Racial/sex subgroup analysis will involve testing in whites vs. non-whites and males vs.
females. Prevalence of 0.35 will again be assumed. Previously, 45 percent of patients
enrolled were of non-white racial origin. An additional 85 patients would be necessary to
demonstrate a difference between fcMRA and DSE when comparing sensitivity and specificity as
above, therefore this will be considered an exploratory analysis.
Using the Partners Healthcare System Research Patient Data Registry (RPDR) all patients in
calendar year 2017 were identified with a diagnosis of chronic kidney disease stage 4-5D and
who underwent a left heart cardiac catheterization at either Brigham and Women's Hospital or
Massachusetts General Hospital (MGH). "chronic kidney disease stage 4", "chronic kidney
disease stage 5", and "left heart catheterization", and "abnormal echocardiogram" were used
as mesh terms resulting in 68 patients. 108 patients utilizing hemodialysis or peritoneal
dialysis completed ICA. 35 patients not yet requiring renal replacement therapy completed ICA
in the same time period.

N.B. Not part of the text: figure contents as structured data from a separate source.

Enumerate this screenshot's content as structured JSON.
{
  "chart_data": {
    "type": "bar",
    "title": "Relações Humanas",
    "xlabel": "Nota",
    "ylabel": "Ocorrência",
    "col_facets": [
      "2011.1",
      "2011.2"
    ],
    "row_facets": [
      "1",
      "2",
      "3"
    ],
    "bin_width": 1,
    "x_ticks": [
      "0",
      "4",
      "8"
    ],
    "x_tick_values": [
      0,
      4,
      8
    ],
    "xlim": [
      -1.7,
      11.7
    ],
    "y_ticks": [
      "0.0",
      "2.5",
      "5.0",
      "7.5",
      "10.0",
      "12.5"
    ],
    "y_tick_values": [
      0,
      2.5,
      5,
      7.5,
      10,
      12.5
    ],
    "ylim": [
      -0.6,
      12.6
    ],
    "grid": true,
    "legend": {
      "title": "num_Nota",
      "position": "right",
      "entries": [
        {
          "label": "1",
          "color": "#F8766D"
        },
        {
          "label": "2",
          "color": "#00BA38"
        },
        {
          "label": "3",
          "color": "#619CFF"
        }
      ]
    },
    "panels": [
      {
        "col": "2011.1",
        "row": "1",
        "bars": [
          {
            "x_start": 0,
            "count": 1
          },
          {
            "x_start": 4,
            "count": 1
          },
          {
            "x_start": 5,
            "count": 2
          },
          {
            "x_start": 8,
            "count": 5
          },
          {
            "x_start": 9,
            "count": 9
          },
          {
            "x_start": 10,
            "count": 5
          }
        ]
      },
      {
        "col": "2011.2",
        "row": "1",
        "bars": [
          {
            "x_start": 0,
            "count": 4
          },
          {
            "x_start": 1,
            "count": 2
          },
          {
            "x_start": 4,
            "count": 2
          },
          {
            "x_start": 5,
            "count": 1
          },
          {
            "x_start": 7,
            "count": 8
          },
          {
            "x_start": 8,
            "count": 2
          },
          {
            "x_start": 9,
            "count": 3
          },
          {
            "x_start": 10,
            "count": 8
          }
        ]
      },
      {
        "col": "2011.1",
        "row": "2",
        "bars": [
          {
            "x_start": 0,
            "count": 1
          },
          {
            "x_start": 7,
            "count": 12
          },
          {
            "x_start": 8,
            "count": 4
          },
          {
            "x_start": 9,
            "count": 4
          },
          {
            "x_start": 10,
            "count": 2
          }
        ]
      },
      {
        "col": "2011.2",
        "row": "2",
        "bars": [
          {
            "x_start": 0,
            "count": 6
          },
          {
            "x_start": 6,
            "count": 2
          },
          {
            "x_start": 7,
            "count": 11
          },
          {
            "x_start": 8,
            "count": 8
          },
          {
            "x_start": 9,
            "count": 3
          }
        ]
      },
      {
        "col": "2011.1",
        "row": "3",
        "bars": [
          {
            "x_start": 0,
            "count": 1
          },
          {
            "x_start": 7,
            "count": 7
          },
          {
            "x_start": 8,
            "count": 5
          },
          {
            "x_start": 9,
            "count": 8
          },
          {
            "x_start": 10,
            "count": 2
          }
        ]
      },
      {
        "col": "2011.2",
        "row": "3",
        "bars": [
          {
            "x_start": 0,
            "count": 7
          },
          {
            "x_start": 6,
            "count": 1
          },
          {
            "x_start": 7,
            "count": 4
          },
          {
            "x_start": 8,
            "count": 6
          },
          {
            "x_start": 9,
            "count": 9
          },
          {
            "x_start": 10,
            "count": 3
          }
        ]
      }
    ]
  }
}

Separately, clinical practices at the Brigham and Women's Hospital
kidney transplant center in calendar year 2017 were reviewed. 207 patients underwent
non-invasive cardiac stress testing and 16 patients underwent ICA. All patients that
underwent arteriography had prior non--invasive cardiac stress testing. Surveying both the
inpatient and outpatient settings a total of 159 patients were identified in the Partners
Healthcare System that would have qualified for the proposed study.
Both female and male participants are being studied aged 18-85 years old with an estimated
glomerular filtration rate (eGFR) of less than 30ml/min/1.73 meters squared. Patients will
have undergone cardiac screening tests that warrant further evaluation. Patients will be
excluded with an eGFR >30ml/min/1.73 meters squared.